Thermodynamic data are reported for intermolecular hydrogen-bonding association of 1 and 2 equiv of phenol with [1,3 -bis(diphenylphosphino)propane] (phenylethane-1,2-diolato) platinum(II) ((dppp)Pt(Ped)) in dichloromethane solution: Delta H-1 degrees = -7.0 +/- 0.1 kcal/mol, Delta H-2 degrees = -7.7 +/- 0.4 kcal/mol, Delta S-1 degrees = -11.3 +/- 0.4 eu, and Delta S-2 degrees -17.8 +/- 1.2 eu.

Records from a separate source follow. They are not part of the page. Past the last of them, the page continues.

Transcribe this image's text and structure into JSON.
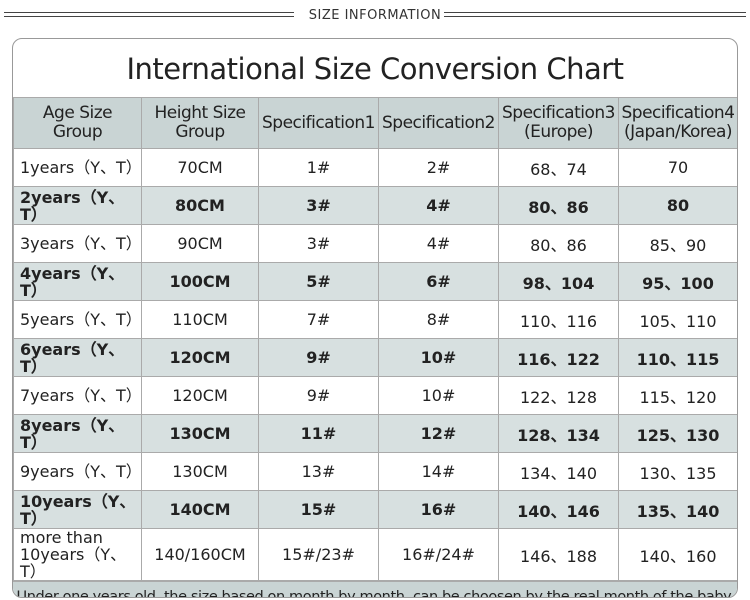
{
  "header": {
    "band": "SIZE INFORMATION",
    "title": "International Size Conversion Chart"
  },
  "table": {
    "columns": [
      "Age Size Group",
      "Height Size Group",
      "Specification1",
      "Specification2",
      "Specification3 (Europe)",
      "Specification4 (Japan/Korea)"
    ],
    "rows": [
      [
        "1years（Y、T）",
        "70CM",
        "1#",
        "2#",
        "68、74",
        "70"
      ],
      [
        "2years（Y、T）",
        "80CM",
        "3#",
        "4#",
        "80、86",
        "80"
      ],
      [
        "3years（Y、T）",
        "90CM",
        "3#",
        "4#",
        "80、86",
        "85、90"
      ],
      [
        "4years（Y、T）",
        "100CM",
        "5#",
        "6#",
        "98、104",
        "95、100"
      ],
      [
        "5years（Y、T）",
        "110CM",
        "7#",
        "8#",
        "110、116",
        "105、110"
      ],
      [
        "6years（Y、T）",
        "120CM",
        "9#",
        "10#",
        "116、122",
        "110、115"
      ],
      [
        "7years（Y、T）",
        "120CM",
        "9#",
        "10#",
        "122、128",
        "115、120"
      ],
      [
        "8years（Y、T）",
        "130CM",
        "11#",
        "12#",
        "128、134",
        "125、130"
      ],
      [
        "9years（Y、T）",
        "130CM",
        "13#",
        "14#",
        "134、140",
        "130、135"
      ],
      [
        "10years（Y、T）",
        "140CM",
        "15#",
        "16#",
        "140、146",
        "135、140"
      ],
      [
        "more than 10years（Y、T）",
        "140/160CM",
        "15#/23#",
        "16#/24#",
        "146、188",
        "140、160"
      ]
    ]
  },
  "footer": "Under one years old, the size based on month by month, can be choosen by the real month of the baby."
}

For comparison, the thermodynamics for hydrogen bonding of phenol to triphenylphosphine oxide in dichloromethane were also determined: Delta H degrees = -5.1 +/- 0.3 kcal/mol; Delta S degrees = -8.8 +/- 1.0 eu. Competitive coordination exchange reactions have been used to determine the apparent intramolecular hydrogen bond strengths in (dppp)Pt(1,2-O,O'-glycerolate) and (dppp)Pt(1,2-O,O'-butane-1,2,4-triolate) in both dichloromethane (Delta G(313) = -2.05 +/- 0.05 and -2.52 +/- 0.06 kcal/mol. respectively) and pyridine (Delta G(313) = -0.62 +/- 0.03 and -0.82 +/- 0.03 kcal/mol, respectively). Based on these findings, the role of hydrogen-bonding interactions in determining the regioselectivities of complexation of carbohydrates to diphosphine Pt(II) is discussed.